Lower customer satisfaction with domestic cars and trucks could hurt the comeback of Detroit automakers, according to the analyst behind the American Customer Satisfaction Index released today.

Overall, the industry's score improved 1.2 percent to 83 out of 100, according to the index's annual auto comparison. The index is based on customer evaluations.

Detroit automakers lost ground a year after the Lincoln and Buick brands surged to the top in the 2010 index with the help of incentives, reported The Detroit News.

Ironically, Japanese automakers now relying on incentives in the wake of recalls are improving their scores.

"Japanese automakers are determined to recapture recent losses in market share," said Claes Fornell, professor of business administration at the University of Michigan. He created the ASCI in 1994. Fornell took the index private in 2009.

"It used to be Detroit that was forced to use buyer incentives to compensate for its weaker customer satisfaction. Now, with the Japanese using discounts in addition to their strong customer satisfaction, Detroit will probably have no choice but to respond in kind," Fornell said.

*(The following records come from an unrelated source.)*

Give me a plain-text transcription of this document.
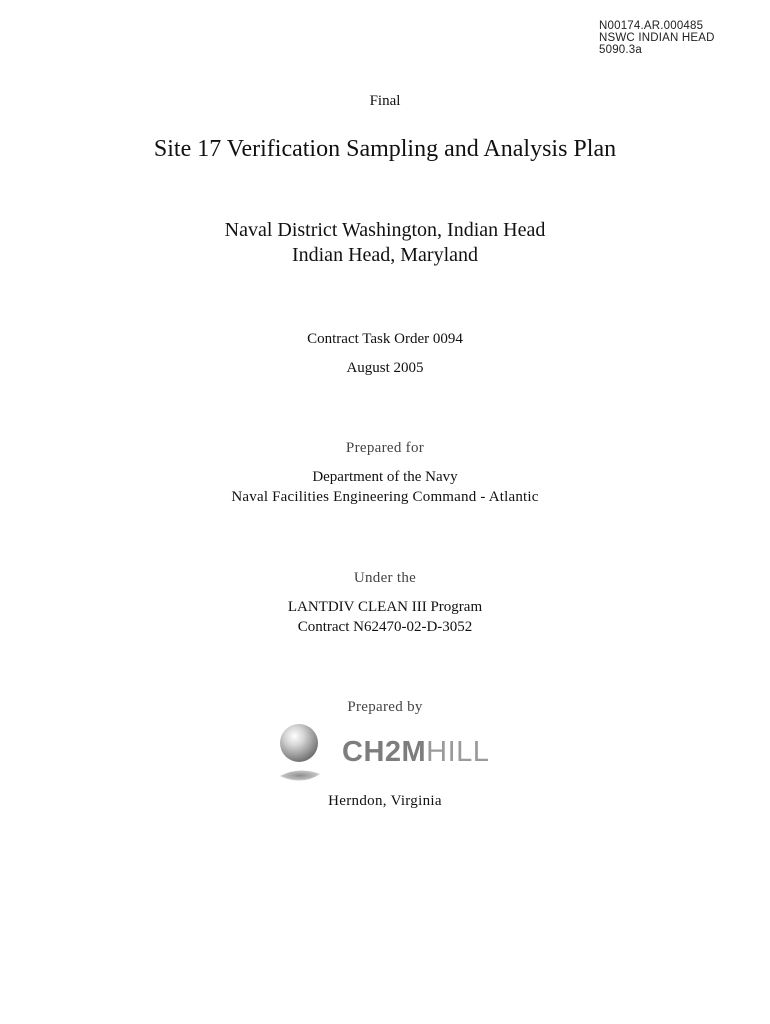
N00174.AR.000485
NSWC INDIAN HEAD
5090.3a
Final
Site 17 Verification Sampling and Analysis Plan
Naval District Washington, Indian Head
Indian Head, Maryland
Contract Task Order 0094
August 2005
Prepared for
Department of the Navy
Naval Facilities Engineering Command - Atlantic
Under the
LANTDIV CLEAN III Program
Contract N62470-02-D-3052
Prepared by
CH2MHILL
Herndon, Virginia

In the index, Toyota and Lexus ranked as top nameplates along with Cadillac. Four of the six nameplates that declined were domestic: Lincoln, Buick, GMC and Chrysler. Among Japanese and Korean brands, all but Mazda improved.

Ford Motor Co. ranked highest among domestic carmakers, scoring an 85; General Motors Co. followed with an 84. Both companies slipped 1 percent from a year ago.

Chrysler Group LLC is below the industry average with a score of 78. Dodge, Jeep, Chrysler and Mazda are at the bottom of the index.

The Big Three had closed the gap in the last two years but a rebound by Asian brands is erasing that, said David VanAmburg, ASCI managing director in Ann Arbor.

With incentives, Asian automakers "are beating Detroit at its own game," he said.